La povertà assoluta torna a crescere e tocca il valore più elevato dal 2005. L’Istat, intanto, diffonde le stime preliminari per l’anno 2020

Quelle definitive saranno rese disponibili nel prossimo mese di Giugno, per cui i dati sono ancora suscettibili di revisioni, ma già offrono un quadro chiaro delle conseguenze che la grave crisi economica, prodotta dalla pandemia e dall’emergenza sanitaria, ha determinato sulle condizioni di vita delle famiglie nell’anno appena trascorso.

Con il diffondersi del terribile virus, dunque, si azzerano i miglioramenti registrati nel corso del 2019. Dopo quattro anni consecutivi di aumento si erano, infatti, ridotti in misura significativa il numero e la quota di famiglie (e di individui) in povertà assoluta, pur rimanendo su valori molto superiori a quelli precedenti la crisi avviatasi nel 2008, quando l’incidenza della povertà assoluta familiare era inferiore al 4% e quella individuale era intorno al 3%.
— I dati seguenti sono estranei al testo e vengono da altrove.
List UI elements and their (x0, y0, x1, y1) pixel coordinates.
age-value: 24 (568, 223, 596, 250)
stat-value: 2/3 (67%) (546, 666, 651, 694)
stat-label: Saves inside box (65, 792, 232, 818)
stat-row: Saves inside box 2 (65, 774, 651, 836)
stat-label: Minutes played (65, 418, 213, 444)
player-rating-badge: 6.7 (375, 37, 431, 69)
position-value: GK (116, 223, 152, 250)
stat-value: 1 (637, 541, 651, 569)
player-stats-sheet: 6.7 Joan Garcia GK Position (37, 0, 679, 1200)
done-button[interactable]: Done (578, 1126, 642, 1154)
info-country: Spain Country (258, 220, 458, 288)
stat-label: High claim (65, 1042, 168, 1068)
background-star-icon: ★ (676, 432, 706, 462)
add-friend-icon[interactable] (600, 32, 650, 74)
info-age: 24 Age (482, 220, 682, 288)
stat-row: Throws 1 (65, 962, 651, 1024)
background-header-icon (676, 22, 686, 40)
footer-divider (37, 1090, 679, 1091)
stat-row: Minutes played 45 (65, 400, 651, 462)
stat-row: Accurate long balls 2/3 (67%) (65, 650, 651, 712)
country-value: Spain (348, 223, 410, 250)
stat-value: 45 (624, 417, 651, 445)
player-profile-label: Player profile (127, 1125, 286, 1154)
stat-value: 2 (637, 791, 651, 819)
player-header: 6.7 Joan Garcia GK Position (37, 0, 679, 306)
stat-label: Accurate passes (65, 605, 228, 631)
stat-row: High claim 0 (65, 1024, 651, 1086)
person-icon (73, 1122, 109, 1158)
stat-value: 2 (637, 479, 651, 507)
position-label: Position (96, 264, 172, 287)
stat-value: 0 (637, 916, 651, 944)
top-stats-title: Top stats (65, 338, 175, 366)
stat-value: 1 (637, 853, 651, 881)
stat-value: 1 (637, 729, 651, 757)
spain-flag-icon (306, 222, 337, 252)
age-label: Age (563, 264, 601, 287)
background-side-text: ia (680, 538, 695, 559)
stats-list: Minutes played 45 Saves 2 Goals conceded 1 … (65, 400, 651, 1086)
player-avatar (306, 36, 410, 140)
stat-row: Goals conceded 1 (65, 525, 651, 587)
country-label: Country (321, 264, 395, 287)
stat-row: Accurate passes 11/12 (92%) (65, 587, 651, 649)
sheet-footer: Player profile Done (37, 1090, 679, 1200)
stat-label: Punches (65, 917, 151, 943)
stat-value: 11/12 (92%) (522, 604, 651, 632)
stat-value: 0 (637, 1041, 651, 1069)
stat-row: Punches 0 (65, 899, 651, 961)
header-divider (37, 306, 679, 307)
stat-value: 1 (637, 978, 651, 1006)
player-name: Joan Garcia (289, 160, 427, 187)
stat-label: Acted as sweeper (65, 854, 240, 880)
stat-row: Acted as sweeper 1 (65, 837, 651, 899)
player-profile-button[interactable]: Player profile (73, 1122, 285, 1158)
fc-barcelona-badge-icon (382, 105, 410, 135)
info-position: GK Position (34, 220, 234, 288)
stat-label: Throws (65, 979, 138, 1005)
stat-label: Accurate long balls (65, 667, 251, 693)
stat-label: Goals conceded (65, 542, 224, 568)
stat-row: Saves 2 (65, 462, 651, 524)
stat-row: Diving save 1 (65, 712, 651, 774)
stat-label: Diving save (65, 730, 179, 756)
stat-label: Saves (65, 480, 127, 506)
Le stime in corso indicano, purtroppo, valori di povertà assoluta in crescita, sia in termini familiari (da 6,4% del 2019 al 7,7%, +335 mila), con oltre 2 milioni di famiglie, sia in termini di individui (dal 7,7% al 9,4%, oltre 1 milione in più) che si attestano a 5,6 milioni, che dimostrano in realtà una preoccupante tendenza dagli allarmanti risvolti sociali.